4.  Directions for policy

Government can affect regions through policies directly aimed at particular locations. It can also inadvertently affect regions by national policies that are non-spatial, but have spatial impacts. This section flags some issues and avenues for further investigation.

4.1  Non-spatial policies

Many national policies that seem spatially neutral may impact across space in different ways. For example, there is a danger that minimum wage and benefit policies that seem fair at a national level may have dysfunctional effects when considered regionally. For example, since the unemployment benefit is fixed nationally, it may encourage people to live where the cost of living is low rather than where the jobs are. This may not be in their long-term best interests.[17]

Regulations can also have spatial impacts. The Resource Management Act, for example, requires those making land use decisions to provide for ‘significant natural areas’ (SNAs). As of 1998, 38% of the Far North had been identified as kiwi habitat SNA by the Far North District Plan – 21% of this land is privately owned. Here a national policy has had a huge spatial effect: the cost of preserving kiwi fell disproportionately heavily on Northland landowners and ratepayers, with no provision for compensation.

Another example is public housing. People may want to move to Auckland for the work opportunities it offers. However, if there are waiting lists for state houses, this is likely to inhibit people moving from a deprived region to the city.

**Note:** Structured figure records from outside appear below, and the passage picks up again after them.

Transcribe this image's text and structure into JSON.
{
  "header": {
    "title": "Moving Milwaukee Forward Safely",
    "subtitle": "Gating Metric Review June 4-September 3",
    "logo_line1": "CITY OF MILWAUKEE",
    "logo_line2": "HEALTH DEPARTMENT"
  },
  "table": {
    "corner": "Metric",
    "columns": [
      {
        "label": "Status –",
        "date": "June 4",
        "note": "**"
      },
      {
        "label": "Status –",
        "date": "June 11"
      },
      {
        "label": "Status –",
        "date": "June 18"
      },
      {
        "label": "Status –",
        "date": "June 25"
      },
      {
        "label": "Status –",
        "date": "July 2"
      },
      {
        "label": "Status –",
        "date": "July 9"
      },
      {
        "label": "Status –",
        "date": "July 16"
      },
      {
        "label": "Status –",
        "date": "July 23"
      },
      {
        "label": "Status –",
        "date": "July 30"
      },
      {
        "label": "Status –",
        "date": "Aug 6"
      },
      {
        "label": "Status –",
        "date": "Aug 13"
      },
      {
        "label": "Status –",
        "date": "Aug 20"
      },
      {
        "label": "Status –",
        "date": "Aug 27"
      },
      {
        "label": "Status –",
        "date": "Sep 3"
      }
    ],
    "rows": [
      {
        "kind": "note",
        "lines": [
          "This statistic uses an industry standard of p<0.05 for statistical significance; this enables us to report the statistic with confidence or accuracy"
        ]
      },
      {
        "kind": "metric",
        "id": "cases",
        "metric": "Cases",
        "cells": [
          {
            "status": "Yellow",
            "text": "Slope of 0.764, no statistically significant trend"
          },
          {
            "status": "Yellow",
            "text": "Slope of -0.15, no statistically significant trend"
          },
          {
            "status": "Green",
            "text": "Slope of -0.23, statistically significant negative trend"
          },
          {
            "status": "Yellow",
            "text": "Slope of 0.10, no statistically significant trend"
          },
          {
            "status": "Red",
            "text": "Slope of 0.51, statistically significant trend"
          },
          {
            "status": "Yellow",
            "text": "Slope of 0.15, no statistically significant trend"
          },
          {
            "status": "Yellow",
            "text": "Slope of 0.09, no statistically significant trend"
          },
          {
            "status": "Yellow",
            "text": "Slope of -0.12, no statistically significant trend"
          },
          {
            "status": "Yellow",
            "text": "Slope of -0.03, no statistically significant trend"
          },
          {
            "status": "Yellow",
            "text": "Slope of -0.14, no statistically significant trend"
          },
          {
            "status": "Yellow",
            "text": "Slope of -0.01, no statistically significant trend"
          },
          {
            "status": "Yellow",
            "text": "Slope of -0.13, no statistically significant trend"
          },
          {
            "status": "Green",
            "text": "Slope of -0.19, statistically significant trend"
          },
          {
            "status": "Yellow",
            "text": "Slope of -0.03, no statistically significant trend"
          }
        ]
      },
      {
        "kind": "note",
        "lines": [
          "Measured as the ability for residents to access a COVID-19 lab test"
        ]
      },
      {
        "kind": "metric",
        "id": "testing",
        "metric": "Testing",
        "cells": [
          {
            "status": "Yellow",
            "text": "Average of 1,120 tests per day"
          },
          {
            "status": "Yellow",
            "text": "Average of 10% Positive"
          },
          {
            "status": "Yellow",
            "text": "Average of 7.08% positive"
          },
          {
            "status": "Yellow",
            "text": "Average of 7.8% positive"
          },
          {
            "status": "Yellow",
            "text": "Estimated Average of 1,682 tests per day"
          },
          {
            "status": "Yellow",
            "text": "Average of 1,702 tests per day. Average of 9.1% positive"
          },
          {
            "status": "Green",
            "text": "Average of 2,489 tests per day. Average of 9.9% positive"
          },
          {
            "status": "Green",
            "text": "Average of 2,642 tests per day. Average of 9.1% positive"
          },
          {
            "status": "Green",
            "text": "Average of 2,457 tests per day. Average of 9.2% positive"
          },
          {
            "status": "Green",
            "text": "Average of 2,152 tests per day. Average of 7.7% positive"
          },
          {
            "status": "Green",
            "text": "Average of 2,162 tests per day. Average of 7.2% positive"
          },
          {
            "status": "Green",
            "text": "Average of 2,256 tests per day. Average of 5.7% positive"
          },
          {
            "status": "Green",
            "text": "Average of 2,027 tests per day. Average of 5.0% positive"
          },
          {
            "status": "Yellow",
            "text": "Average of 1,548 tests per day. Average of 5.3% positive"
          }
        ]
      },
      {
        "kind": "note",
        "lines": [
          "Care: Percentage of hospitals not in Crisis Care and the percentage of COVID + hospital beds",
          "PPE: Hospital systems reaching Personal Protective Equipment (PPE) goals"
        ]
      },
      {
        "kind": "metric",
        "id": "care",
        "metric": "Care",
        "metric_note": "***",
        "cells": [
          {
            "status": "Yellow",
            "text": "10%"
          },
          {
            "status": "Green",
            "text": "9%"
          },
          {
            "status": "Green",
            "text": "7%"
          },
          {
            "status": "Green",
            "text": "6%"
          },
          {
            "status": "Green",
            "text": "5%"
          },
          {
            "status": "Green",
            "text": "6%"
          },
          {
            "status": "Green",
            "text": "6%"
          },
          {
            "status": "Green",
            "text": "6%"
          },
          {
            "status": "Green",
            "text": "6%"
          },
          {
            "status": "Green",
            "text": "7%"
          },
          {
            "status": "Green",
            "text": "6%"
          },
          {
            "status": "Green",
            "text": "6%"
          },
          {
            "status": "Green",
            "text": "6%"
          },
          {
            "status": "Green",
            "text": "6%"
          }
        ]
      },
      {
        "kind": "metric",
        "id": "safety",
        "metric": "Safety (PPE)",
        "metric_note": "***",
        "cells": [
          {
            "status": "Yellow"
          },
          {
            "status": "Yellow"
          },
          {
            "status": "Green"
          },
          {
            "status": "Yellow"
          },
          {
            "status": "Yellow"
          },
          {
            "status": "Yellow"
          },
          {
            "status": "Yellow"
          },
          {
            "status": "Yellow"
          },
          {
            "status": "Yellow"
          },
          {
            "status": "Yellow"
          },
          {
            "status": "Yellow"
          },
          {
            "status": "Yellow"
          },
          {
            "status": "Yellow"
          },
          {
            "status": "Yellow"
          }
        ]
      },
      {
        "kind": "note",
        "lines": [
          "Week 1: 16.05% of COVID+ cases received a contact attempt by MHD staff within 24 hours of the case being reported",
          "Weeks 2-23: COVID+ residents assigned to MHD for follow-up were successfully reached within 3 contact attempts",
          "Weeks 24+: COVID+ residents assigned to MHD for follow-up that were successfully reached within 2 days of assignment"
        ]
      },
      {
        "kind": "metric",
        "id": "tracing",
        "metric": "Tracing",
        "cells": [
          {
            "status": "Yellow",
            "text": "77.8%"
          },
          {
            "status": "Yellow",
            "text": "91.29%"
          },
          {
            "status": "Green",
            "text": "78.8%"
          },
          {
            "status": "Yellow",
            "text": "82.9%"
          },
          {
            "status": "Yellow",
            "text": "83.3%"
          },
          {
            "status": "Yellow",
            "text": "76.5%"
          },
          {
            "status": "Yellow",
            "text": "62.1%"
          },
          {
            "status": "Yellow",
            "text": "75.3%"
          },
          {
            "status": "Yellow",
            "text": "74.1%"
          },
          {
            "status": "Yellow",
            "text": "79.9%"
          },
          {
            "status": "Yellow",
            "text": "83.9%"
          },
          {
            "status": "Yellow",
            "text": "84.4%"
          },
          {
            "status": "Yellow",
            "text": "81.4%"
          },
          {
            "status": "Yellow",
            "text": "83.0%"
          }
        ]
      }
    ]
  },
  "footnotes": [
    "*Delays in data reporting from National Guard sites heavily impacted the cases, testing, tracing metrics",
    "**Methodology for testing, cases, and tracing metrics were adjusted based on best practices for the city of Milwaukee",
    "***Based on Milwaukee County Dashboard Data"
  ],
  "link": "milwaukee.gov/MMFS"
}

Any policies applied to address Maori deprivation nationally will also vary in their impact. For example the under-utilisation of Maori land is a significant driver of poorer economic outcomes for Maori throughout the country but particularly critical in the East Cape because of the smaller average size of land blocks and the impact of multiple ownership land tenure here.[18] Policies to facilitate the exercise of ownership interests in Maori land generally are therefore likely to have a bigger impact in this region, other things being equal.

These examples indicate that government needs to ensure that it has taken the spatial impact of its non-spatial policies into account. Further work needs to be undertaken to ascertain the extent to which non-spatial policies impact differentially across regions and whether any adjustments to these policies is desirable.

Notes

  • [17]Of course the best tools to address this problem may not be to adjust the national minimum wage or benefit levels in relation to regional differences in the cost of living, but rather to find other, more specific, ways of encouraging movement to job rich areas.